Feeling groggy but tomorrow is the day

The last few days haven't been the best for me. I have been tired, I have had head achs and my ovaries are so large that I feel them every time I move, they are so tender that I can't wait for tomorrow.

A lot of things are going through my mind. I'm trying to stay as stress free as possible. I'm ready for the next step tomorrow which is when the doctor will go in and get all the eggs that she can. I had a scan on Monday and there are about 30 follicles growing and the doctor said she thinks she should be able to get about 16 or 17 eggs. Not ever follicle is big enough to have a mature egg in it but 16 or 17 sounds like a good number to me, especially since they might not all fertilize and even if they do all fertilize they might not all grow as they should. I'm trying not to be anxious and just have faith that this is going to work for us and this is what God's plan was for us. I am so ready for tomorrow morning to see what we end up getting.

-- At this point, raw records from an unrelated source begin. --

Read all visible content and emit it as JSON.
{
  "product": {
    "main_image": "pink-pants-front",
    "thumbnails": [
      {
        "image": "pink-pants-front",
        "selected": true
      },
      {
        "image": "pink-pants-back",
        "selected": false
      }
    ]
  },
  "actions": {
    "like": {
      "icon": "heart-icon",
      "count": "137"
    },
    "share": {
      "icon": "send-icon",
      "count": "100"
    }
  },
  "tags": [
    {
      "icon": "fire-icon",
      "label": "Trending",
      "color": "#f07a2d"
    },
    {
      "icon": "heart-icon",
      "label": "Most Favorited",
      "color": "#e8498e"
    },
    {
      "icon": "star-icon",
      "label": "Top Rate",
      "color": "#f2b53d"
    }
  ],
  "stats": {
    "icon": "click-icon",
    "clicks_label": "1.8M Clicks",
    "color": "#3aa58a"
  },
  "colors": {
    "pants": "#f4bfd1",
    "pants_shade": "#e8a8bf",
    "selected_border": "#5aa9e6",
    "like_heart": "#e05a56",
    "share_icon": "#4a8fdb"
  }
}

I also feel blessed to have tips and suggestion from a friend of mine who has just gone through IVF. It's nice to read message boards and everything but to know someone personally who has gone through what I am going through and it has worked for them is a great confidence booster! I'm thankful for all the time and advice she has given me and hope and pray that our outcome is just as good as hers and her husbands.

That's all for now, just saying some prayers that everything goes good tomorrow morning and that maybe after this I will start feeling better but today is the only day that I don't take any injections starting tomorrow we are on to the next round of shots and pills and patches!